To use your own LoRAs with Inference:
  • The LoRA must have been trained using one of the models listed in the Supported Base Models section.
  • A LoRA saved in PEFT format as a lora type artifact in your W&B account.
  • The LoRA must be stored in the storage_region="coreweave-us" for low latency.
  • When uploading, include the name of the base model you trained it on (for example, meta-llama/Llama-3.1-8B-Instruct). This ensures W&B can load it with the correct model.
Once your LoRA has been added to your project as an artifact, use the artifact’s URI in your inference calls, like this:
# After training completes, use your artifact directly
model_name = f"wandb-artifact:///{WB_TEAM}/{WB_PROJECT}/your_trained_lora:latest"

Supported Base Models

Inference is currently configured for the following LLMs (exact strings must be used in wandb.base_model).
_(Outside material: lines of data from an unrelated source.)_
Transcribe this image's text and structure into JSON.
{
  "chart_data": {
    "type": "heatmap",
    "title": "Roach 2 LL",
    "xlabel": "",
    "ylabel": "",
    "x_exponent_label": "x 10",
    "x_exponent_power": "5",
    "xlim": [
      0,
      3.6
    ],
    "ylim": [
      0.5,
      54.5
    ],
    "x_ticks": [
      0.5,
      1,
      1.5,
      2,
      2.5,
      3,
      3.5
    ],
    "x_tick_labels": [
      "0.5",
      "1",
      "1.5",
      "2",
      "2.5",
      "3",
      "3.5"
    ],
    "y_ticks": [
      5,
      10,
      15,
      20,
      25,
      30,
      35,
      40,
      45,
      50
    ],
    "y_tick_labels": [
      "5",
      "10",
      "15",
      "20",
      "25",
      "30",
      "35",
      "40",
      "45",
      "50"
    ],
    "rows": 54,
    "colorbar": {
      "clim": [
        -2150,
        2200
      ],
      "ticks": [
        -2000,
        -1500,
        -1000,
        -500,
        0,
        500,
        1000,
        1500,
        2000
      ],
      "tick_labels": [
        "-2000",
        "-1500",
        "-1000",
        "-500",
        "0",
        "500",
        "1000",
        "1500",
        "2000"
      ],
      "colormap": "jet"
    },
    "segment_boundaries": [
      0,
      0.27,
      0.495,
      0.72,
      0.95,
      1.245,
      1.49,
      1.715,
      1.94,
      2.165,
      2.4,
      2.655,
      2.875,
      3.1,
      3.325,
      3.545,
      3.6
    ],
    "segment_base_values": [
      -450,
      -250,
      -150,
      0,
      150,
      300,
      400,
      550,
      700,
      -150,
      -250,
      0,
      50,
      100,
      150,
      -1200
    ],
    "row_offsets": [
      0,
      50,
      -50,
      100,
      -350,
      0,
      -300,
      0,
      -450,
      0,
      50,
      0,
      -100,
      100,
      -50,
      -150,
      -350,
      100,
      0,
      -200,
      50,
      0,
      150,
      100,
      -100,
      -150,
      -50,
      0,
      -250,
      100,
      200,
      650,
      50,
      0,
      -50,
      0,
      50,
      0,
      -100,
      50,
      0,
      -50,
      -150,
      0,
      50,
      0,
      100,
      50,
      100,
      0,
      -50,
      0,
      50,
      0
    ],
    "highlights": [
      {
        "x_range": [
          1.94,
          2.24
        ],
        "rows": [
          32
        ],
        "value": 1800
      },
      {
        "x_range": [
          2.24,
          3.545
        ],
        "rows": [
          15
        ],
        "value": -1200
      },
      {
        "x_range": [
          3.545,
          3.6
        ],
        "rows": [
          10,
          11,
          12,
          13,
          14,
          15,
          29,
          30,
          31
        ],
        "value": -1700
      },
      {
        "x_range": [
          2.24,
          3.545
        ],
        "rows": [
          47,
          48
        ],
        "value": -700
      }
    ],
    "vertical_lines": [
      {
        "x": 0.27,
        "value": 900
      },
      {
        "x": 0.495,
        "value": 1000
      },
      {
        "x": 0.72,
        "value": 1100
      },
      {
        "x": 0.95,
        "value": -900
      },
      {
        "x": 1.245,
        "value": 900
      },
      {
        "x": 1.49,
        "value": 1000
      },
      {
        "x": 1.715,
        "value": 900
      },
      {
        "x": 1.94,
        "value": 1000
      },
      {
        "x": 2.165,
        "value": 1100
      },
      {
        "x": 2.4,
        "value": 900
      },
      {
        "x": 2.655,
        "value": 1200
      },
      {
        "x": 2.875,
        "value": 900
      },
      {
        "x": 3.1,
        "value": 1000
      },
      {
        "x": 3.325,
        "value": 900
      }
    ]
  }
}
More models coming soon:
  • OpenPipe/Qwen3-14B-Instruct
  • Qwen/Qwen2.5-14B-Instruct
  • meta-llama/Llama-3.1-70B-Instruct
  • meta-llama/Llama-3.1-8B-Instruct

Pricing

Serverless LoRA Inference is simple and cost-effective: you pay only for storage and the inference you actually run, rather than for always-on servers or dedicated GPU instances.
  • Storage - Storing LoRA weights is inexpensive, especially compared to maintaining your own GPU infrastructure.
  • Inference usage - Calls that use LoRA artifacts are billed at the same rates as standard model inference. There are no extra fees for serving custom LoRAs.